Teaching How to Stop Teasing | Teaching Self-Government

Teaching How to Stop Teasing

“Waaaaahaaaaa!” screamed Porter, my five year old, from the other side of the family room.  I looked over there just is time to see Paije, his much older sister, trying to pry one of her shoes from her little brother’s hands while keeping a close eye on the other shoe.  Before I could even get a word in, Paije had grabbed the first shoe away from her younger brother and now she was reaching for the other shoe, which was still attached to her brother’s foot. 

Again Porter cried as Paije aggressively said, “Give me the shoe Porter.” 

            Before someone got hurt again I knew I had to intervene.  “Paije, you need to stop touching Porter.” I said. 

            Paije looked up at me in frustration and said, “Mom, I told him to give me my shoes and he wouldn’t.  He is doing this on purpose because…” 

            “Stop talking Paije.  We need to all calm down so that we can discuss this situation.”  I interjected. 

            Paije humbly said, “okay,” and stepped back from her terrified younger brother. 

            “I am going to give you an instruction.  Both of you need to take three deep breaths.  Okay?” 

            Porter and Paije both said okay and followed the instruction.  I asked each child to report what happened just a few minutes earlier.  The following was the situation:  Paije mentioned to Quinton that she was going to be leaving.  When Porter heard this declaration, he decided to tease his sister by putting on her shoes.  Paije noticed the shoes on her younger brother and became frustrated and anxious.  She immediately started grabbing for the shoes.  In the process of grabbing for the shoes Porter was scratched on the leg.  Porter was in pain, so he started to cry, but he still wouldn’t part with the shoes.  At this point Paije was even more anxious to recover her property so she started to yell orders at her brother.  This is the point where I stepped into the situation. 

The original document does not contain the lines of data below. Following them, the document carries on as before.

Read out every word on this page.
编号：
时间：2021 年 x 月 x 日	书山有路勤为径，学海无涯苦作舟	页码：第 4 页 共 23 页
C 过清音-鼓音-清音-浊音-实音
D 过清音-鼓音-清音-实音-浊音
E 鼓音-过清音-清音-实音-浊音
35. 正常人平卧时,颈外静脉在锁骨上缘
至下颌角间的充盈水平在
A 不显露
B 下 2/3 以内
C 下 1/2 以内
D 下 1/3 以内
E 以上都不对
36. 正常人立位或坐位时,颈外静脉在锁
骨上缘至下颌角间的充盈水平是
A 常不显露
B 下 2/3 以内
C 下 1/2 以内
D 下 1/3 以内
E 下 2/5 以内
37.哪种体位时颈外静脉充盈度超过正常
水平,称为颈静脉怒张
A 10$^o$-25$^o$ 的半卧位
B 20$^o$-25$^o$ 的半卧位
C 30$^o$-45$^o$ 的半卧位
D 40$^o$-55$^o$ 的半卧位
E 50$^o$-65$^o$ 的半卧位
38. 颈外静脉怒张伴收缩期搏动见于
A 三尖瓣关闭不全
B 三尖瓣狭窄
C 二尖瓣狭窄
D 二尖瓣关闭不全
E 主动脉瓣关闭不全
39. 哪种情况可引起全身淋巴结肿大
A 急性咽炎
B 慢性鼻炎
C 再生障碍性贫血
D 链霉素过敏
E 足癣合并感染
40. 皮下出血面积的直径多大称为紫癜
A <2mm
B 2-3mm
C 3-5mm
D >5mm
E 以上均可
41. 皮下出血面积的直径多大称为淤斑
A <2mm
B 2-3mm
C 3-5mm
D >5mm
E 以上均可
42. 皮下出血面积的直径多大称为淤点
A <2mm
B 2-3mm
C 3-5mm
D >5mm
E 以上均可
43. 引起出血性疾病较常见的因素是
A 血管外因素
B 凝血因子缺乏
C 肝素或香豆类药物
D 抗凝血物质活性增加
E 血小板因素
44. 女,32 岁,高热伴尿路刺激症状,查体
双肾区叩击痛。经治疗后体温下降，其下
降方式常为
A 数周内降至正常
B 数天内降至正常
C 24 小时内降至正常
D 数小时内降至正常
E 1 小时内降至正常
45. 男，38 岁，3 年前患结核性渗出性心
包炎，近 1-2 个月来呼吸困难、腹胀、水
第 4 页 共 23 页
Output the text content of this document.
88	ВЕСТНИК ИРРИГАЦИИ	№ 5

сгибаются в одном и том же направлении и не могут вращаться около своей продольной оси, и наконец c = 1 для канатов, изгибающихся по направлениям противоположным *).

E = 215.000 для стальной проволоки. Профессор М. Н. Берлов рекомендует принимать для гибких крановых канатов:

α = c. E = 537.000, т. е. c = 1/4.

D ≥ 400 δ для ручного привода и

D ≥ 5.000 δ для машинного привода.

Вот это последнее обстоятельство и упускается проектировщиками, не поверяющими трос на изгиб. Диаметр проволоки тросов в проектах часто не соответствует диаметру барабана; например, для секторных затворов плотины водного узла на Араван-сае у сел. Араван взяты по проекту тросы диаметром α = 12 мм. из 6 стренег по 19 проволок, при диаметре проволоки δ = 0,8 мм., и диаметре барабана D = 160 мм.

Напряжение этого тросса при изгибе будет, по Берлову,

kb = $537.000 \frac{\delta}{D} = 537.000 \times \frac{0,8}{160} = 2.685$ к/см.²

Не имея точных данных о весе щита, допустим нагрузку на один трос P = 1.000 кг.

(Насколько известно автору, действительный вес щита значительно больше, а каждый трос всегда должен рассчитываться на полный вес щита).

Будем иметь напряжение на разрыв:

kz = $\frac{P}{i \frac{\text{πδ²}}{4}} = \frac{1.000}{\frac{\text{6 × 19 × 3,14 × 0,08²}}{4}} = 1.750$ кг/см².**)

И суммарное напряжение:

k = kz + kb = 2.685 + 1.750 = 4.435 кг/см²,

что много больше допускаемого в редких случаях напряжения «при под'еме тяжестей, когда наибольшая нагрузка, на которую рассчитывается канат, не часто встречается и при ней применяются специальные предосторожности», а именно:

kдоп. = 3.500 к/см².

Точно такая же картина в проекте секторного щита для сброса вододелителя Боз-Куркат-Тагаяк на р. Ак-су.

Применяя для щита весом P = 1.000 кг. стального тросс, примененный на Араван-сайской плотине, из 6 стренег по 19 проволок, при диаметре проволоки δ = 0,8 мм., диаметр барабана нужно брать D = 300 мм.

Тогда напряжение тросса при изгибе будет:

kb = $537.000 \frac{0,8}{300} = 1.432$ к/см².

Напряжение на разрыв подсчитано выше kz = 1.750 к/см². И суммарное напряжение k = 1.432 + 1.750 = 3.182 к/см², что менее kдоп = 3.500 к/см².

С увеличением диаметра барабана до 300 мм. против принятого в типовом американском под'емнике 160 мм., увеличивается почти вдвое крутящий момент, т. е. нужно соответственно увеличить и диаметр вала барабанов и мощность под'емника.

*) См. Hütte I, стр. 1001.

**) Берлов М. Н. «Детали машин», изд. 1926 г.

            After listening to the reports, I determined that my 11 year old daughter and my five year old son were both in the wrong, but in different ways.  My son made a bad decision to tease his sister which showed disrespect for one of his family members.  In our home respecting family is most important!  His decision to try to get her upset was purely selfish.  He had obviously lost focus of what kind of family we are and how our home is supposed to feel.  I told him to sing our loving family song and then I corrected his behavior.  After practicing respecting his sister, he earned to do an extra chore.  Porter sang, apologized to me and Paije and willingly accepted his negative consequence. 

            Right after Porter was occupied with his extra chore, I spoke with Paije about how she could have handled the situation differently.  I explained that Porter probably made a decision to tease her in hopes of having some fun with her, not knowing she was in such a rush.  I also explained to her that she didn’t disagree in an appropriate way with her brother.  In this situation she obviously needed to disagree, but just didn’t go about it in a way that would keep the spirit of love in our home.  We practiced disagreeing appropriately and talked about the negative consequence which Paije earned.  Paije said “okay” and quickly did her chore before going to her church activity.  The feeling in the home was back and everyone was working together as a family again.